When working with this 65-plus market, there are several things to take into consideration. If they are long-time clients, you are likely all over what they need and when they need it. You are ready to reshape their coverages to fit their current life stage.

On the other hand, prospecting in this group is best done with a Medicare-related introduction followed by a coverage review and recommendation. That $500,000 term policy may no longer be required to cover a mortgage or college or weddings. Perhaps a down-sell on their life coverage, facilitating a conversion to a permanent policy and/or consideration of LTC or a variant will go hand in hand with good advice on what they should do about Medicare-related products.

Marketing to boomers

Whether your customers are new or existing, you want to foster the idea of being their friend and advisor, rather than an insurance sales person. You need to listen to what they say and how they describe their needs. A good doctor can only prescribe the right medicines or lifestyle changes if he actually knows what’s going on with his patient. A good advisor also needs to have a solid understanding of his clients’ life stages and needs in order to suggest the right product solutions for them. A quick sale without really understanding client needs is likely to lead to a short-term relationship or the end of a long-term one.

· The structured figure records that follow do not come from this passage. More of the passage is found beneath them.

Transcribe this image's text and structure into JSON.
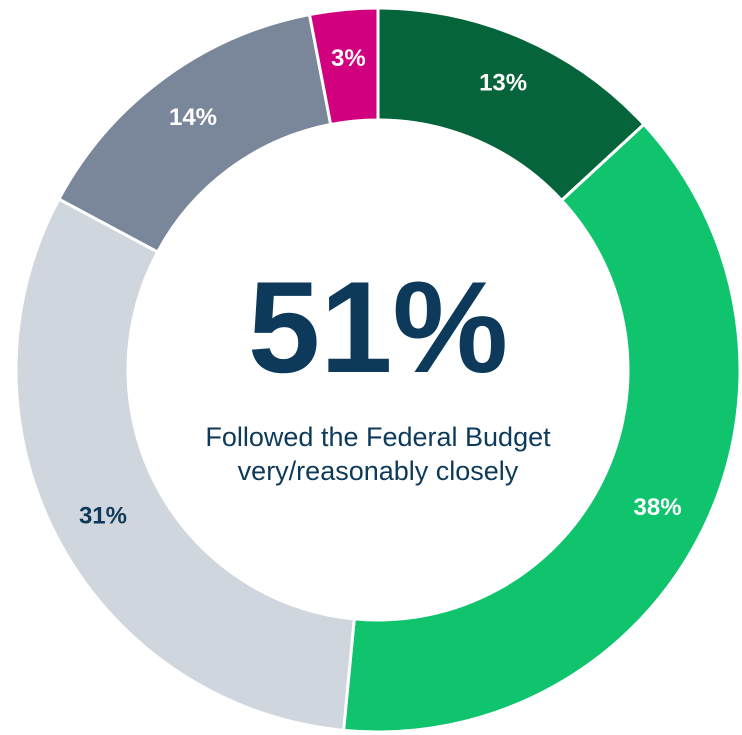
{
  "chart_data": {
    "type": "pie",
    "values": [
      13,
      38,
      31,
      14,
      3
    ],
    "value_labels": [
      "13%",
      "38%",
      "31%",
      "14%",
      "3%"
    ],
    "colors": [
      "#06643a",
      "#10c46e",
      "#d0d6dd",
      "#7a879a",
      "#d1007f"
    ],
    "label_colors": [
      "#ffffff",
      "#ffffff",
      "#0d3a5a",
      "#ffffff",
      "#ffffff"
    ],
    "center_value": "51%",
    "center_caption": "Followed the Federal Budget very/reasonably closely"
  }
}
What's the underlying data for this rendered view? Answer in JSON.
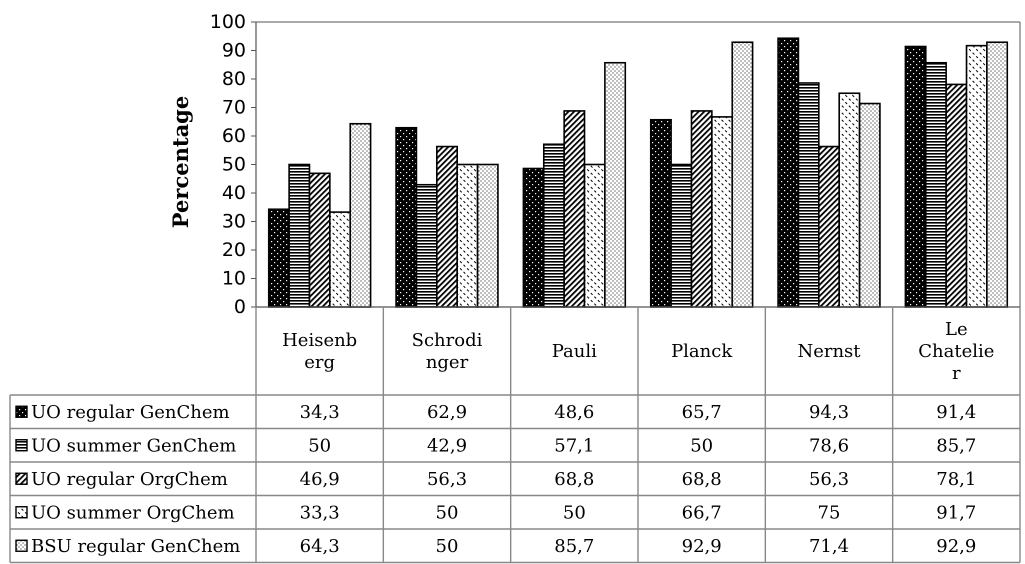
{
  "chart_data": {
    "type": "bar",
    "ylabel": "Percentage",
    "ylim": [
      0,
      100
    ],
    "yticks": [
      "0",
      "10",
      "20",
      "30",
      "40",
      "50",
      "60",
      "70",
      "80",
      "90",
      "100"
    ],
    "categories": [
      "Heisenberg",
      "Schrodinger",
      "Pauli",
      "Planck",
      "Nernst",
      "Le Chatelier"
    ],
    "category_header_lines": [
      [
        "Heisenb",
        "erg"
      ],
      [
        "Schrodi",
        "nger"
      ],
      [
        "Pauli"
      ],
      [
        "Planck"
      ],
      [
        "Nernst"
      ],
      [
        "Le",
        "Chatelie",
        "r"
      ]
    ],
    "legend_placement": "data table below chart",
    "series": [
      {
        "name": "UO regular GenChem",
        "values": [
          34.3,
          62.9,
          48.6,
          65.7,
          94.3,
          91.4
        ],
        "labels": [
          "34,3",
          "62,9",
          "48,6",
          "65,7",
          "94,3",
          "91,4"
        ],
        "pattern": "dots-dark"
      },
      {
        "name": "UO summer GenChem",
        "values": [
          50,
          42.9,
          57.1,
          50,
          78.6,
          85.7
        ],
        "labels": [
          "50",
          "42,9",
          "57,1",
          "50",
          "78,6",
          "85,7"
        ],
        "pattern": "horizontal-lines"
      },
      {
        "name": "UO regular OrgChem",
        "values": [
          46.9,
          56.3,
          68.8,
          68.8,
          56.3,
          78.1
        ],
        "labels": [
          "46,9",
          "56,3",
          "68,8",
          "68,8",
          "56,3",
          "78,1"
        ],
        "pattern": "diagonal-dense"
      },
      {
        "name": "UO summer OrgChem",
        "values": [
          33.3,
          50,
          50,
          66.7,
          75,
          91.7
        ],
        "labels": [
          "33,3",
          "50",
          "50",
          "66,7",
          "75",
          "91,7"
        ],
        "pattern": "diagonal-light"
      },
      {
        "name": "BSU regular GenChem",
        "values": [
          64.3,
          50,
          85.7,
          92.9,
          71.4,
          92.9
        ],
        "labels": [
          "64,3",
          "50",
          "85,7",
          "92,9",
          "71,4",
          "92,9"
        ],
        "pattern": "dots-light"
      }
    ]
  }
}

So, we’re clear that all boomers are not created equal. There are three distinct segments that require different messaging — in advertising (direct mail allows you to change the messages and images for each segment), on the Web (again, capture the visitor’s age and serve up different pages to each self-identified person) and what you say across the kitchen table or on the phone.

Knowing how to attract, listen and sell to boomers takes some finesse. They want your attention, and they want your advice. You just need to get in front of them with the right message at the right time — and have your full portfolio of products at the ready. Knowing that you’re really dealing with three segments within this segment is what will insure your success.